There is no visible magic in the air as she moves her hands. In fact, nothing appears to be happening at all. I squint at the space in front of her. But only glittering water is visible there on the other side of the small cliffside.
I jerk back as the air suddenly… splits.
A crack forms in the air in front of Hana. It widens and spreads towards the ground as she slowly draws her hands to the sides, as if she is parting a pair of heavy curtains.
My pulse thrums in my ears as a stone bridge becomes visible where only air used to be.
It’s not a bridge that has been constructed by people.
Instead, it looks as if the ground that we are standing on just stretches straight out into the water, forming a natural walkway.
I stare in amazement as an island appears at the end of that bridge.
“Excellent work,” Bane says, sounding genuinely pleased.
Hana backs away from the hole in the air and returns to him and Jessina. “Thank you, sir.”
“Hana,” Orion growls. “You do not address anyone outside the Unseelie Court as sir.”
She flinches but says nothing. Only cowers down even more.
Next to her, Bane lets out a smug chuckle and flashes the Unseelie King a knowing smirk. However, before Orion can retort, Jessina stalks up to where Isera, Orion, and I are standing and shoves the crude dragon steel bracelet into my hands.
“Go in there, put this on their clan leader, and then come back out with that person,” she commands while putting the piece of leather she used to touch the bracelet back inside her dress.
My fingers curl hard around the metal as I try to block out another torrent of memories that I really don’t want to be thinking about now.
Because now, I need to focus. My soul vibrates with the need for my magic, both to feel that pleasure and so that I could channel it through this metal and shove it against Jessina’s naked skin and then use it to control her.
But with my iron collar, it’s impossible.
So instead, I stuff it into one of my belt pouches and then clench my fist to hide the way my hands are still shaking slightly.
“Why don’t you just go in yourselves?” I bait.
“So that you can trap us in there?” Bane scoffs from behind Jessina. “Nice try.”
“What’s to stop us from just staying in there? Safe and protected from you inside a pocket reality.”
“You could,” Jessina replies, a cold and utterly vicious smile on her lips. “You could stay in there, safe and sound, while we slaughter all of your friends and loved ones out here. Is that what you want, fae?”
Grinding my teeth, I glare back at her but say nothing.
“Thought so.” She flicks her wrist dismissively but then narrows her eyes at us again.

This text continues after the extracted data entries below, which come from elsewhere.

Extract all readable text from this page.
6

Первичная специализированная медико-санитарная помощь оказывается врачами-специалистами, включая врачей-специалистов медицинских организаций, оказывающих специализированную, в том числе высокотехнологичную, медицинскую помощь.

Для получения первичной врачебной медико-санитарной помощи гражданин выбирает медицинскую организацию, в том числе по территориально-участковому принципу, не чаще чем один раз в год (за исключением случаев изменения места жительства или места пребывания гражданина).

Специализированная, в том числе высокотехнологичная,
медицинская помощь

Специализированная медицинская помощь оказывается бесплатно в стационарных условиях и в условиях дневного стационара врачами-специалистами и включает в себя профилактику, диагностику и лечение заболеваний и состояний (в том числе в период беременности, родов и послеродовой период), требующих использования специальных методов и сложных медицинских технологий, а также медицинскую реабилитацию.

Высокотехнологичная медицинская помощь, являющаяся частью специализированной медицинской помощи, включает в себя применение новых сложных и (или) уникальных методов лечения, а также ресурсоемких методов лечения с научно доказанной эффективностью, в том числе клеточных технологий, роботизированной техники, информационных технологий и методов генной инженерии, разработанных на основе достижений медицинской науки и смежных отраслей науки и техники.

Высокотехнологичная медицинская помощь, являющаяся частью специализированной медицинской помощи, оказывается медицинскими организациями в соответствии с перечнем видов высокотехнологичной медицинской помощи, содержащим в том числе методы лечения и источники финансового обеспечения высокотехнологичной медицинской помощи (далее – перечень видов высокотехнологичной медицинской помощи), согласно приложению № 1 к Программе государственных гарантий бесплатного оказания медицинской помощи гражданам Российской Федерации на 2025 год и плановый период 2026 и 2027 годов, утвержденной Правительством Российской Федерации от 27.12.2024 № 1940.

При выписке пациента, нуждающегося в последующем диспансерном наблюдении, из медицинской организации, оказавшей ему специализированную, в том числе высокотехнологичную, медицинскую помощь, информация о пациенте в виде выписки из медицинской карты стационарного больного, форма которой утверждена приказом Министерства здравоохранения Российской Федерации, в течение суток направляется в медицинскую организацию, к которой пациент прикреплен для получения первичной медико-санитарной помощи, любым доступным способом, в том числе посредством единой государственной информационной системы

“Let me make this perfectly clear. If you come back out here without the leader of the Gold Clan in dragon steel, I will carve out all of your remaining eyes and then leave you crawling around on all fours, blind for the rest of your miserable lives.”
Orion flinches, which just makes her vicious smile widen.
“Still holding out hope that someone will be able to heal your eye?” Jessina mocks, her cruel gaze on Orion’s face. Then she jerks her chin towards the opening in the air. “Better hurry then.”
He bares his teeth at her but then simply spins around so that he is facing the hole in the pocket reality. Isera and I turn around as well. Waves lap gently against the stone walkway that leads out to the island hidden out there in the water.
“Go get us the Gold Clan,” Bane says.
With a deep breath, we step inside the pocket reality.